Pour les fournisseurs alternatifs, qui avaient massivement réservé de l’électricité nucléaire au prix de l’Arenh (Accès régulé à l’électricité nucléaire historique) de 42 euros alors que leur vente diminue, l’effet ciseaux est dévastateur. Et ils n’ont pas obtenu l’annulation par la Commission de régulation de l’énergie de leur réservation pour cause de force majeure. Seule EDF, y gagne finalement, qui voit ainsi garantir un prix d’achat pour au moins un tiers (100 TWh) de sa production en 2020.
-91,37€/MWh en Belgique
Les énergies renouvelables étant prioritaires sur réseau, les centrales nucléaires compliquées à arrêter, lorsque la demande baisse et que les conditions météorologiques sont très favorables, les prix de marché de gros peuvent devenir négatifs. Cela arrive parfois en temps normal. Mais avec le confinement, ces épisodes se répètent. Le lundi 13 avril de Paques, l’électricité s’est ainsi échangée à -91,37€/MWh en Belgique, -70,1€/MWh en Allemagne et - 14,65 €/MWh en France.

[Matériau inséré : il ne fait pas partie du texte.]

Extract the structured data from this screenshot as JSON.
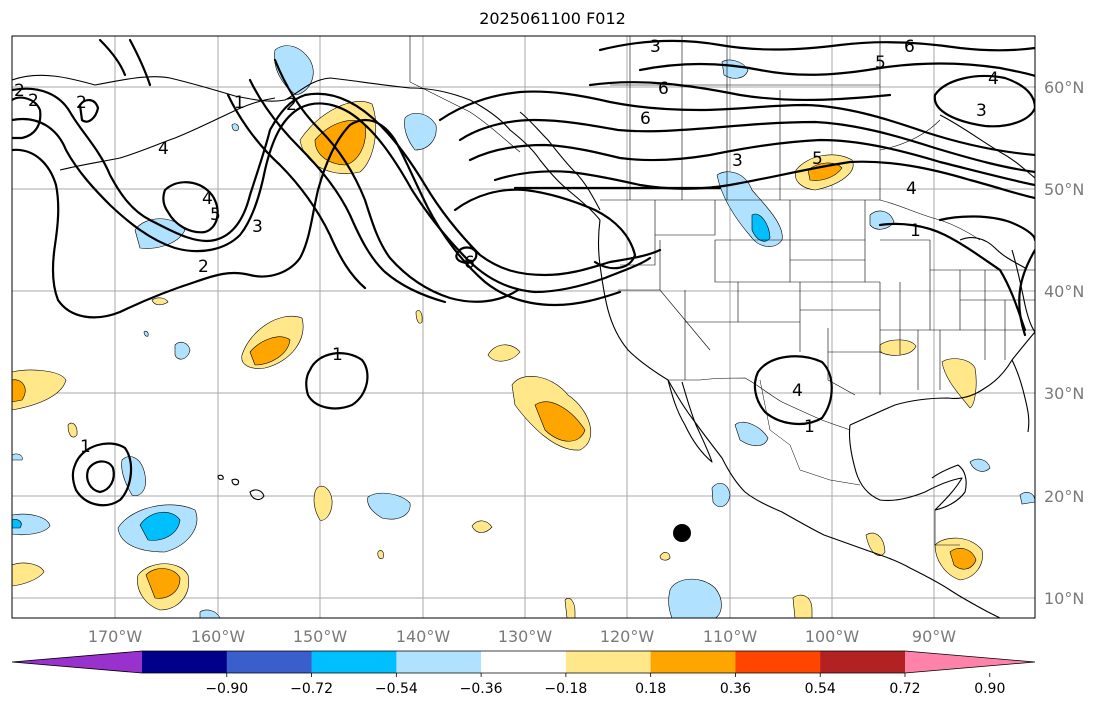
{
  "title": "2025061100 F012",
  "map": {
    "lat_labels": [
      "60°N",
      "50°N",
      "40°N",
      "30°N",
      "20°N",
      "10°N"
    ],
    "lon_labels": [
      "170°W",
      "160°W",
      "150°W",
      "140°W",
      "130°W",
      "120°W",
      "110°W",
      "100°W",
      "90°W"
    ],
    "contour_labels": [
      "3",
      "6",
      "5",
      "4",
      "6",
      "6",
      "3",
      "5",
      "4",
      "1",
      "2",
      "3",
      "4",
      "5",
      "4",
      "2",
      "3",
      "2",
      "6",
      "1",
      "4",
      "1",
      "1",
      "1",
      "2",
      "2"
    ]
  },
  "colorbar": {
    "ticks": [
      "−0.90",
      "−0.72",
      "−0.54",
      "−0.36",
      "−0.18",
      "0.18",
      "0.36",
      "0.54",
      "0.72",
      "0.90"
    ],
    "colors": [
      "#9932CC",
      "#00008B",
      "#3A5FCD",
      "#00BFFF",
      "#B0E2FF",
      "#FFFFFF",
      "#FFE78A",
      "#FFA500",
      "#FF4500",
      "#B22222",
      "#FF82AB"
    ]
  }
}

+ 5% sur les tarifs consommateurs
Pour les consommateurs, pour lesquels la baisse des prix n’est pas répercutée, la baisse de la consommation pourrait même augmenter les tarifs ! En cause, la baisse des revenus des gestionnaires de réseau (RTE et Enedis en France), le tarif d’utilisation (Turpe) de leurs infrastructures étant indexé sur les kWh acheminés. Or, "leurs dépenses étant essentiellement constituées d’investissements, le Turpe devra nécessairement augmenter en 2021 pour couvrir ces dépenses", explique France Stratégie. Le réseau comptant pour moitié environ du prix hors taxe de d'électricité, une diminution de 10 % de la consommation induirait en première approximation une augmentation du tarif de 5 %.
-1,5 milliard d’euros pour la transition
Le confinement menace aussi le développement des énergies renouvelables. Pour deux raisons. D’abord parce que leur soutien va coûter plus cher. Avec un tarif d’achat garanti par l’État de l’ordre de 70 €/MWh (valeur moyenne pour l’éolien) et un prix de marché de 55 €/MWh, le coût du soutien est normalement de 15 €/MWh. Mais avec un prix de marché de 20 €/MWh, ce différentiel passe à 50 €/MWh.
Ensuite parce que la baisse de la consommation, des produits pétroliers cette fois, va entraîner une baisse des recettes fiscales issues de la taxe intérieure sur la consommation de produits énergétiques (TICPE), censée alimenter le soutien aux renouvelables. Cette baisse serait de l’ordre de 1,5 milliard d’euros. Pour mémoire, en 2020, la CRE avait chiffré à 5,2 milliards d’euros le soutien aux énergies renouvelables électriques.
- 5 à - 10 euros la tonne de CO2
Suite à la chute de l’activité économique, le prix de la tonne de carbone sur le marché des quotas européen (ETS), a perdu 40 % début avril passant de 25 à 15 euros pour remonter mi-avril autour des 20 euros. Ce prix rend encore moins attractifs les investissements destinés à la baisse des émissions de CO2 et rend d’autant plus urgent l’installation d’un prix plancher demandé, notamment par le Haut conseil pour le Climat.
-5 % d'émissions
45 jours de confinement entraîneraient une réduction des rejets de CO2 de 58 % en Europe, et une baisse de 5 % en bilan annuel estime le cabinet Sia Partners. Une fausse bonne nouvelle, car avec un prix des énergies fossiles en chute libre (le baril de pétrole s'est même vendu à perte à New York le 20 avril), la relance risque de bénéficier aux énergies les moins chères mais les plus polluantes.